# Stanford Machine Learning Course

## Definition of Machine Learning

Tom Mitchell: "A computer program is said to learn from experience E with respect to some class of task T and performance measure P, if its performance in task T, measured by P, improves with experience E."

Taking the classification of spam emails as an example,

    T: classify/identify spam emails;
    E: watch/observe how a human classify spam emails;
    P: proportion of spam emails that are identified by our algorithm.

## Supervised Learning

Supervised learning usually consists of problems which we assume the form of the answer.

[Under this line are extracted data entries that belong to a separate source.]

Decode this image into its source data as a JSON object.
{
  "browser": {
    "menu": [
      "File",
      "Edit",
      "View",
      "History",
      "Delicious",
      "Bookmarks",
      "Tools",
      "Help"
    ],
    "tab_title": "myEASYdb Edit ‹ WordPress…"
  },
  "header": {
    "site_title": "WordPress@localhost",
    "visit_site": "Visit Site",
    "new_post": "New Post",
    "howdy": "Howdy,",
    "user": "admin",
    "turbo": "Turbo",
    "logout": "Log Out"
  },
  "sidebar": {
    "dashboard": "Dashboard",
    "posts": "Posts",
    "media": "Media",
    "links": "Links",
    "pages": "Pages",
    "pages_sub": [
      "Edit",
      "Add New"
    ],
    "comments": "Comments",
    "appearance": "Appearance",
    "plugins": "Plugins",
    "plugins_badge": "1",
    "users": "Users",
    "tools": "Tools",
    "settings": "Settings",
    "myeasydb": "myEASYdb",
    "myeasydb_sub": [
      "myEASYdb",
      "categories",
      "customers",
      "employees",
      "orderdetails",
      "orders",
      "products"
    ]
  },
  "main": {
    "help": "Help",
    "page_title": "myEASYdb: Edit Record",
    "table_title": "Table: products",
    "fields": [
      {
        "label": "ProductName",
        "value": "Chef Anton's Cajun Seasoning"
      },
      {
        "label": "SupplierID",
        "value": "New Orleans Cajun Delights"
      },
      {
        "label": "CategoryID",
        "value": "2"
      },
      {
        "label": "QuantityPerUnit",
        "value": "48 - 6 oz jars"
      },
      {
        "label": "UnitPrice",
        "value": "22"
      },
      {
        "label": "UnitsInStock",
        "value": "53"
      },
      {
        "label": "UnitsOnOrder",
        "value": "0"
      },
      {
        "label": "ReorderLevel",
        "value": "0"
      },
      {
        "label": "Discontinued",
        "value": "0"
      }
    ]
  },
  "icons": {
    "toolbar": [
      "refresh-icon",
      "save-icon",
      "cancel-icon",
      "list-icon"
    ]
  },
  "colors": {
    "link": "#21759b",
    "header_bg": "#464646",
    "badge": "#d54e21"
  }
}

For instance, in the classification of spam email example, we want an algorithm that can output 'spam' or 1 if the email is indeed a spam email, and 0 otherwise. This is a classification problem (problem with discrete output). Another form of supervised learning is regression (problem with continous output), such as predicting the weight of students given the height.

## Unsupervised Learning

In supervised learning, out data set given is usually labelled. For instance, back to our spam email example, the training data usually will infer which emails are spam and which emails are not. In unsupervised learning however, the data are usually more raw (and unlabelled) and we often let algorithm itself to identify the structure of the data. Of cause, we usually won't be knowing the form of result we will achieve beforehand. 

For instance, we can seperate multiple people's voices from audios with unsupervised learning, or group customers using clustering.

## Notations

$\left(x^{(i)}, y^{(i)}\right)$: A tuple describing the $i$-th observation of the training data.

$m$: Number of observations in the training data.

$\theta$ : Model parameter.

$h_{\theta}(x)$: The hypothesis function (the predicted value given input `x`).

$J(\boldsymbol{\theta})$: The cost function: e.g. (halfed) mean squared error $\frac{1}{2m} \sum_{i = 1}^m \left( h_{\theta} (x^{(i)}) - y^{(i)} \right)^2$.

> In computer science language (and mathematics), `:=` represent assign to. For instance, `a := 2` means we assign the value 2 to `a`. Note that this is not the same as =, which represent true assertion: `a = a + 1` does not make sense unless `a` is 0, but we can use `a := a + 1` to indicate we increase the value of `a` by 1.

## Gradient Decent Algorithm

In the simple linear regression case, we repeat the following for $j = 0, 1$ until convergence:

$\theta_j := \theta_j - \alpha \frac{\partial}{\partial \theta_j} J(\theta_0, \theta_1)$,

where $\alpha$ is the learning rate, as it controls how big is each step of decent.

Note that, for correct implementation, we need to update both parameters simultanously:

> `temp0` := $\theta_0 - \alpha \frac{\partial}{\partial \theta_0} J(\theta_0, \theta_1)$<br>
`temp1` := $\theta_1 - \alpha \frac{\partial}{\partial \theta_0} J(\theta_0, \theta_1)$<br>
$\theta_0$ := `temp0`<br>
$\theta_1$ := `temp1`.

Note that if we swap the second and the third line (i.e. non-simultanous update, as we update them one at a time), it might still get us the local optimium, but we can no longer call the algorithm gradient decent. Hence, when people mention gradient decent algorithm, they generally refer to the implementation with simultanous update.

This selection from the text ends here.